A history of the church

Situated at a crossing-point of the River Ray, Islip was a royal manor where Saxon kings stayed while hunting in neighbouring forests. King Edward the Confessor was born here about 1004, and when he founded Westminster Abbey he included his birthplace among the endowments of the new abbey. Hence the long connection between Islip and Westminster Abbey, which still retains the right to nominate rectors of Islip. John Islip, Abbot of Westminster 1500-32 and responsible for a major enlargement of the abbey church, probably came from Islip. Dr Robert South, Prebendary of Westminster, endowed the local school in 1710, besides rebuilding the chancel of the church and building a new rectory on a grand scale. Three deans of Westminster were also rectors of Islip, William Vincent 1802-15, John Ireland 1816-36, and William Buckland 1845-56, the last a distinguished pioneer of the science of geology and first professor of the subject at the University of Oxford.

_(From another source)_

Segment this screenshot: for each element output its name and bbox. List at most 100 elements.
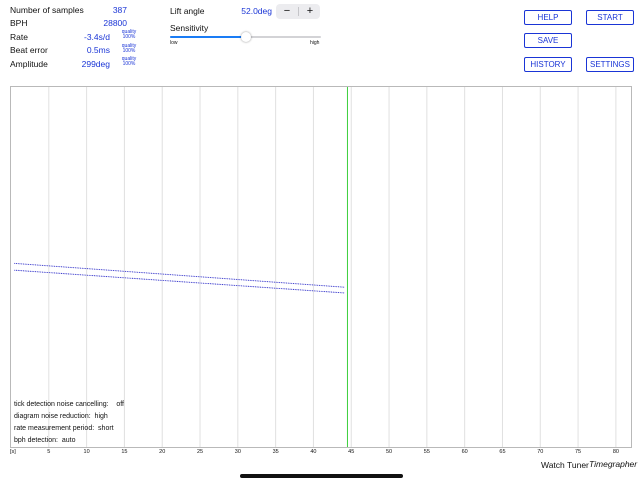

The oldest part of the present church of St Nicholas dates from about 1200, but a major rebuilding took place in the 14th century and the tower was added in the 15th. Burnt down in the Civil War, the chancel was rebuilt and the interior refurnished by Dr South in 1680. There was a further, rather drastic, restoration in 1861.
In 1987 the five parishes of Islip, Noke, Woodeaton, Charlton-on-Otmoor and Oddington were united into a single benefice. In 2001 this benefice was combined with that of Ambrosden, Merton and Piddington to form the Ray Valley Benefice under a single rector.